Droit à la filiation
Les détails de cette affaire sont classiques : la victime a été violée par un homme d’une famille aisée et influente. Elle est tombée enceinte et a donné naissance à une enfant que le violeur a refusé de reconnaitre. Suite à une requête de la défense, le tribunal a ordonné une analyse ADN qui a prouvé le lien génétique entre le nouveau-né et le violeur.
Abdelaali Al-Rami, président du Forum de l’enfance, affirme, pour sa part : « nous sommes extrêmement favorables à ce verdict vu que la paternité est prouvée par un test ADN et que le tribunal n’a pas contraint le père à la prise en charge financière mais uniquement à payer un dédommagement ».
Al-Rami note que « le troisième paragraphe de l’article 32 de la constitution de 2011 stipule que l’Etat œuvre à garantir la protection juridique et la considération sociale et morale à tous les enfants, sans exception, sans tenir compte de leur situation familiale ». « Malheureusement, le droit marocain n’évoque nullement le sujet des enfants victimes des fautes de leurs parents… Nous avons besoin d’une loi qui garantit au moins que ces enfants bénéficient d’une prise en charge financière, au cas où la mère ne travaille pas, et aient des papiers d’identité… Ne pas trouver un mécanisme de protection des droits des enfants nés hors mariage mènera à l’enracinement du phénomène des sans-abri et des enfants abandonnés » ajoute-t-il.
Une lueur d’espoir
Pour rendre son verdict, le tribunal de Tanger s’est référé à la jurisprudence islamique, spécialement au malékisme qui soutient la reconnaissance de la filiation au père quelle que soit la nature de la relation entre le père et la mère. Le tribunal s’est basé aussi sur le verset 5 de la sourate Al-Ahzeb : « Appelez-les du nom de leurs pères : c’est plus équitable devant Allah » et sur nombre de hadiths allant dans le même sens. Le tribunal s’est également référé aux conventions internationales ratifiées par le Maroc, garantissant le droit de l’enfant à connaitre ses parents et à avoir une identité, et à la constitution dont les articles de 142 à 148 évoquent la filiation légitime et celle illégitime. Et c’est dans le cadre de la filiation illégitime que la paternité dans le cas d’espèce a été reconnue.

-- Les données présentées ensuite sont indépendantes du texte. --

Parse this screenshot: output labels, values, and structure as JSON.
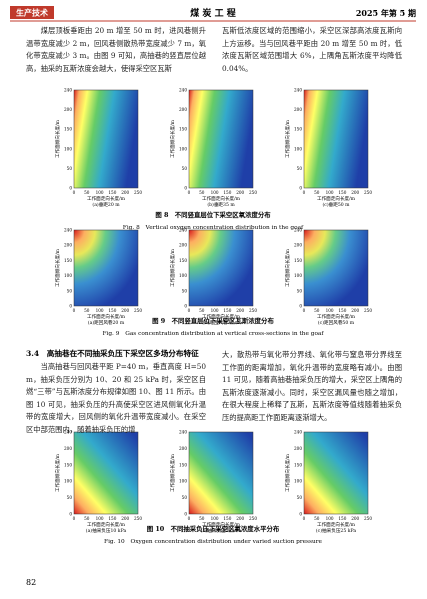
{
  "header": {
    "section": "生产技术",
    "journal": "煤 炭 工 程",
    "issue": "2025 年第 5 期"
  },
  "paragraphs": [
    "煤层顶板垂距由 20 m 增至 50 m 时，进风巷侧升温带宽度减少 2 m，回风巷侧散热带宽度减少 7 m，氧化带宽度减少 3 m。由图 9 可知，高抽巷的竖直层位越高，抽采的瓦斯浓度会越大，使得采空区瓦斯",
    "瓦斯低浓度区域的范围缩小，采空区深部高浓度瓦斯向上方运移。当与回风巷平距由 20 m 增至 50 m 时，低浓度瓦斯区域范围增大 6%，上隅角瓦斯浓度平均降低 0.04%。",
    "当高抽巷与回风巷平距 P=40 m，垂直高度 H=50 m，抽采负压分别为 10、20 和 25 kPa 时，采空区自燃“三带”与瓦斯浓度分布规律如图 10、图 11 所示。由图 10 可见，抽采负压的升高使采空区进风侧氧化升温带的宽度增大，回风侧的氧化升温带宽度减小。在采空区中部范围内，随着抽采负压的增",
    "大，散热带与氧化带分界线、氧化带与窒息带分界线至工作面的距离增加，氧化升温带的宽度略有减小。由图 11 可见，随着高抽巷抽采负压的增大，采空区上隅角的瓦斯浓度逐渐减小。同时，采空区漏风量也随之增加，在很大程度上稀释了瓦斯，瓦斯浓度等值线随着抽采负压的提高距工作面距离逐渐增大。"
  ],
  "section_heading": "3.4　高抽巷在不同抽采负压下采空区多场分布特征",
  "figures": [
    {
      "panels": [
        "(a)垂距20 m",
        "(b)垂距35 m",
        "(c)垂距50 m"
      ],
      "y_axis_label": "工作面倾向长度/m",
      "x_axis_label": "工作面走向长度/m",
      "yticks": [
        240,
        200,
        150,
        100,
        50,
        0
      ],
      "xticks": [
        0,
        50,
        100,
        150,
        200,
        250
      ],
      "caption_zh": "图 8　不同竖直层位下采空区氧浓度分布",
      "caption_en": "Fig. 8　Vertical oxygen concentration distribution in the goaf"
    },
    {
      "panels": [
        "(a)距回风巷20 m",
        "(b)距回风巷35 m",
        "(c)距回风巷50 m"
      ],
      "y_axis_label": "工作面倾向长度/m",
      "x_axis_label": "工作面走向长度/m",
      "yticks": [
        240,
        200,
        150,
        100,
        50,
        0
      ],
      "xticks": [
        0,
        50,
        100,
        150,
        200,
        250
      ],
      "caption_zh": "图 9　不同竖直层位下采空区瓦斯浓度分布",
      "caption_en": "Fig. 9　Gas concentration distribution at vertical cross-sections in the goaf"
    },
    {
      "panels": [
        "(a)抽采负压10 kPa",
        "(b)抽采负压20 kPa",
        "(c)抽采负压25 kPa"
      ],
      "y_axis_label": "工作面倾向长度/m",
      "x_axis_label": "工作面走向长度/m",
      "yticks": [
        240,
        200,
        150,
        100,
        50,
        0
      ],
      "xticks": [
        0,
        50,
        100,
        150,
        200,
        250
      ],
      "caption_zh": "图 10　不同抽采负压下采空区氧浓度水平分布",
      "caption_en": "Fig. 10　Oxygen concentration distribution under varied suction pressure"
    }
  ],
  "page_number": "82"
}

De son côté, l’activiste de la société civile, Souad Chantouf, affirme que « le verdict est une lecture et le reflet d’une société, conservatrice certes, mais riche par le combat des activistes des droits de l’Homme en général et celui du mouvement féministe en particulier pour faire valoir les droits des enfants et veiller au respect des conventions internationales ratifiées par le Maroc. La question des mères célibataires bouge lentement ce qui reflète le machisme et la schizophrénie de la société, et le désistement des politiques publiques à trouver des réponses pertinentes à des attentes réelles ». Elle poursuit : « le verdict du tribunal de Tanger est un tournant qui marque un moment exceptionnel au sein d’une société conservatrice et machiste… C’est une lueur d’espoir puisque la justice a fait triompher le débat rationnel sur un système jurisprudentiel fondamentaliste qui ne privilégie pas l’intérêt de l’enfant ».
« Ce verdict reflète une autre face du corps judiciaire : la face animée par le système des droits de l’Homme et par une vision complète de la justice et de la dignité humaine. Mais il ne faut surtout pas trop focaliser sur le débat juridique et jurisprudentiel qui ne s’arrêtera pas. La procédure d’appel nécessite plus de mobilisation, plus de vigilance et davantage de soutien aux éclairés de la sphère conservatrice de la justice » conclut-elle.